The “Farmer Market Region” in our head, where all options are compared, are basal ganglia. Sometimes one of the patterns becomes so strong that the others overshadow. So “loud”, but the wrong scenario dominates, the filter-mechanism passes in the anterior waist cortex and leads to an error.
Why is this happening? There may be many reasons. Sometimes it is pure statistics, leading to an obvious but incorrect dominance scheme. “You yourself came across this when you tried to quickly pronounce a tongue twister. Incorrect samples of speech prevail over the right ones in your basal ganglia because they are easier to pronounce, ”says Dr. Beck.
Here’s how the tongue twisters work and how our thinking style is fundamentally tuned: instead of planning everything perfectly, the brain will determine the gross goal, develop many different options for action and try to filter the best. Sometimes it works, sometimes a mistake skipped. But in any case, the brain leaves the door open to adaptation and creativity.

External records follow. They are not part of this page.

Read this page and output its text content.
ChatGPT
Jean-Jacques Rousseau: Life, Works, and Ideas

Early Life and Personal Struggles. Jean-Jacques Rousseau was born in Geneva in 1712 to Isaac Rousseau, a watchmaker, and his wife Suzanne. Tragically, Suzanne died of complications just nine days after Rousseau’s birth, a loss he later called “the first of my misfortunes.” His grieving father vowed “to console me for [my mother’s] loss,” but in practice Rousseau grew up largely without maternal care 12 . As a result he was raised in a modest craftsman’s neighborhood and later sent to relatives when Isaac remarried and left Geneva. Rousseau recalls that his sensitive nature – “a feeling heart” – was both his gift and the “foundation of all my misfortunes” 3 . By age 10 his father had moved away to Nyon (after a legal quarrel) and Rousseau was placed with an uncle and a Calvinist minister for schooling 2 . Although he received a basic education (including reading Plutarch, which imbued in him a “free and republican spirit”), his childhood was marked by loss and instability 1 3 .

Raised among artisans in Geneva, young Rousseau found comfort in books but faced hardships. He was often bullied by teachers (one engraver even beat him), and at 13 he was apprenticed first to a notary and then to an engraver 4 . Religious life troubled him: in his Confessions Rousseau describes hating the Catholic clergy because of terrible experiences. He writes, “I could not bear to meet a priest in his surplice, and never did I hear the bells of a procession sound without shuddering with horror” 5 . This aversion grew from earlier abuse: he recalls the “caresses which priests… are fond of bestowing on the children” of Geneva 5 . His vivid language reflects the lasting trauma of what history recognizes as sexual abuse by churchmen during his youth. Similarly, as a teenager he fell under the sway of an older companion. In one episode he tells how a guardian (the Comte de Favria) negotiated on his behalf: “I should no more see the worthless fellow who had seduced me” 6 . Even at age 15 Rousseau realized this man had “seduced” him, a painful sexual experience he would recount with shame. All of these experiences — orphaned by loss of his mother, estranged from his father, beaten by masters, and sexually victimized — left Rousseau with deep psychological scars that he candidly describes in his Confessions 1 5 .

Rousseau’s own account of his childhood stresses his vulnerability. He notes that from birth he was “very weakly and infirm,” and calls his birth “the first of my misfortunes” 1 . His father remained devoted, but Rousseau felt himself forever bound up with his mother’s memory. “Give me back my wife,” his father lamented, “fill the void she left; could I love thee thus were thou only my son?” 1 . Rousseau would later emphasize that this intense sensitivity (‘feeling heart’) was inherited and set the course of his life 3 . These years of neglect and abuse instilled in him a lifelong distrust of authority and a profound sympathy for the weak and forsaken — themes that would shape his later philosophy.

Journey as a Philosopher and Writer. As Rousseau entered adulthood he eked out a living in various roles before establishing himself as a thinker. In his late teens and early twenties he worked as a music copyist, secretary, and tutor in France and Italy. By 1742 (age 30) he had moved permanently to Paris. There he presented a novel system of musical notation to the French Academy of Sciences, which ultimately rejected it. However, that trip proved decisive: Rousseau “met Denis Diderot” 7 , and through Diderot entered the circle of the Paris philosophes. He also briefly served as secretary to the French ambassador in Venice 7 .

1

If we analyze what is happening in the brain when we make a mistake, we can understand: in this process many areas are involved – basal ganglia, frontal bark, motor cortex and so on. But one region is absent in this list: the one that controls the fear. Because we have no inherited fear to make a mistake.
No child is afraid to start talking due to the fact that it can say something wrong. When we grow, we are taught that errors are bad, and in many cases it is a reasonable approach. But if we always try to avoid mistakes and risk, we will miss the opportunity to act boldly and achieve new results.